LMNが提供するサービスは、介護や買い物、洗濯、通院の付き添い。さらには、亡くなった後の葬儀や納骨まで多岐にわたる。介護は資格を持ったスタッフが対応し、依頼者である子どもには、希望すれば状況を伝えたりもする。

 代行サービスの料金は初期費用が55万円。以後、呼び出しに応じるなど1回(4時間程度まで)のサービス利用につき1万3500円(交通費込み)。決して安くはないが、依頼者の多くは、親から解放される「精神的な自由」と「時間」を買っているという。現在、関東、関西、東海地方を中心に約350人がサービスを利用しているという。

 父親の介護に苦しんでいた先の男性も、後ろめたさがなかったわけではないが、悩んだ末にすべてを任せることにしたのだった。

 LMNは父親の施設への入退院の手続き、亡くなった後の葬儀や納骨の手配。さらには、実家の片付けから遺産整理まですべてやってくれた。

 男性は言う。

「父親に関するすべての電話がかかってこなくなったので、精神的にものすごく楽でした」
 

 しかし、LMNの遠藤さんは、「このサービスは、決して親子関係を断絶させるものではない」と強調する。
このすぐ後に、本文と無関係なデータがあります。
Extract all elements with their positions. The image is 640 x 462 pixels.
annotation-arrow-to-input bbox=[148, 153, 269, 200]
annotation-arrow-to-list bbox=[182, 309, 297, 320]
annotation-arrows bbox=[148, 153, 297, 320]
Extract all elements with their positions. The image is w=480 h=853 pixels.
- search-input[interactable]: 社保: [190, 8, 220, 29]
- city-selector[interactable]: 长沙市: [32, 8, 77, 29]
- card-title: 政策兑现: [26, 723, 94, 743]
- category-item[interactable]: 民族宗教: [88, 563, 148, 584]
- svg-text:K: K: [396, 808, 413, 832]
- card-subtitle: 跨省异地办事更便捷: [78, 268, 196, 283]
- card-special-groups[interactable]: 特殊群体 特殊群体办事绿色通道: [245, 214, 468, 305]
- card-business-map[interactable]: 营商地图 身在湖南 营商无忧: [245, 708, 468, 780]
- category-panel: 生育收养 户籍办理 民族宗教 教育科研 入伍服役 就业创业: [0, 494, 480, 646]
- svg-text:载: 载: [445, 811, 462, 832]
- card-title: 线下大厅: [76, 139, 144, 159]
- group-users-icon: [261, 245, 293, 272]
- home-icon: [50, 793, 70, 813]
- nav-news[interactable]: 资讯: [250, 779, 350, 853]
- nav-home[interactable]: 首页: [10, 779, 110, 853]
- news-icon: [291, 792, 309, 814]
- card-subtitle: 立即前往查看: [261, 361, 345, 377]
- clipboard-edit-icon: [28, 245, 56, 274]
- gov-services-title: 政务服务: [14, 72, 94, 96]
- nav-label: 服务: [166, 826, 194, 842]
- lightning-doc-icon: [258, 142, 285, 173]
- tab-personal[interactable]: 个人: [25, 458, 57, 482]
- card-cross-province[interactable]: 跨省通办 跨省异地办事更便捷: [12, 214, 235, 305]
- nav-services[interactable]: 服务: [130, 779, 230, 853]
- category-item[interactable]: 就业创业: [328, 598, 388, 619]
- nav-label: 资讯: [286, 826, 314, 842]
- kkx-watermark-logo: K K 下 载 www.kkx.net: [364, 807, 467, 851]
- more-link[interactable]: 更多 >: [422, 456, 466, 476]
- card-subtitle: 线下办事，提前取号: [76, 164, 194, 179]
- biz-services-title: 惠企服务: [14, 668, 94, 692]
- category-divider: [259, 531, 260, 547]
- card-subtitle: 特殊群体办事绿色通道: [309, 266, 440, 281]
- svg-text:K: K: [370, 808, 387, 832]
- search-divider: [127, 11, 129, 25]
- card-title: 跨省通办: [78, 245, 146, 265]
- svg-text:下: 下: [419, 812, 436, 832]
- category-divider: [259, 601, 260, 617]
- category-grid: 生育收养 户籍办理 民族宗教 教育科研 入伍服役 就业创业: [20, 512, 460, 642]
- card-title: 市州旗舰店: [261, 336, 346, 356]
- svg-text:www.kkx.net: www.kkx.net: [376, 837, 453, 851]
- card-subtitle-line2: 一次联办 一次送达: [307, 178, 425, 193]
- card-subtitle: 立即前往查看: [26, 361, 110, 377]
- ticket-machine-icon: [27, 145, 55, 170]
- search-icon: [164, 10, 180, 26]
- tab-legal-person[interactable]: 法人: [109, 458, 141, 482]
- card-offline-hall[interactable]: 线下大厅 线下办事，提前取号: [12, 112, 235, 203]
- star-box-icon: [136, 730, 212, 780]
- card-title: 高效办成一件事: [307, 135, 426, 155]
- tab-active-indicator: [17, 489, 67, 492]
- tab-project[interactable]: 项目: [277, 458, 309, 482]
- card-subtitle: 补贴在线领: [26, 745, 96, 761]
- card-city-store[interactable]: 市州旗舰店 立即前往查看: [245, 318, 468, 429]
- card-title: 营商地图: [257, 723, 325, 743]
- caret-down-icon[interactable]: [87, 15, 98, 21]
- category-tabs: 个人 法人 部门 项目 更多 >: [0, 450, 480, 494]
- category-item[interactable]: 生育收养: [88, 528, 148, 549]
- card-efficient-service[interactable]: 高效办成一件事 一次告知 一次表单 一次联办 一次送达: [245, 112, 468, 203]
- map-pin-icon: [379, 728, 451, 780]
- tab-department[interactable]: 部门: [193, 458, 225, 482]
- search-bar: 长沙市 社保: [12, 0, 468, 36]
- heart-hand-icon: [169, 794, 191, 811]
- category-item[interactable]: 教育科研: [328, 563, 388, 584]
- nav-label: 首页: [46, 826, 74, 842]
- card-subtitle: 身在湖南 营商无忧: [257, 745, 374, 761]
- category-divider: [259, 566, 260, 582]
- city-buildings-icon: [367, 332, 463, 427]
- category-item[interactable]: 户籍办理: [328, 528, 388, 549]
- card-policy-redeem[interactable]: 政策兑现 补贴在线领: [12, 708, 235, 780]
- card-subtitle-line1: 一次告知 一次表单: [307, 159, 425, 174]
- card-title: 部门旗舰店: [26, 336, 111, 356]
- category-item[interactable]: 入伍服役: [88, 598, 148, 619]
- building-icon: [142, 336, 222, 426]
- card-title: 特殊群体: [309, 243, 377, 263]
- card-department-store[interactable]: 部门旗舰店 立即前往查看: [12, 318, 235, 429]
 サービスを「家族代わり」に利用してもらうことで、親子間に新しい距離感や関係が構築され、双方が納得できる形での「家族じまい」を目指しているという。

「本来、私たちのような仕事はあってはいけないものです。しかし、核家族化や一人っ子の増加といった現代社会の変化の中で、家族の関係性を円滑に進めるためには必要不可欠な存在でもあると思っています」
 

ダブルケアに苦しんで

「死ねばいいのに」

 都内に住む自営業の女性(45)は、両親に対して何度そう思ったかしれない。

 父親は10年ほど前に受けた手術が失敗し、要介護の認定。母親は認知症との診断を受けている。2人は当時、70代。6年前にシングルマザーで子どもを出産した女性は、子育てと介護を一人で担うことになった。

 実家近くに住んで両親の介護を続けてきたが、やがて父親は要介護5にもなり、認知症が進んだ母親は徘徊が始まった。

 育児と介護のダブルケア。女性は次第に精神的に追い詰められていった。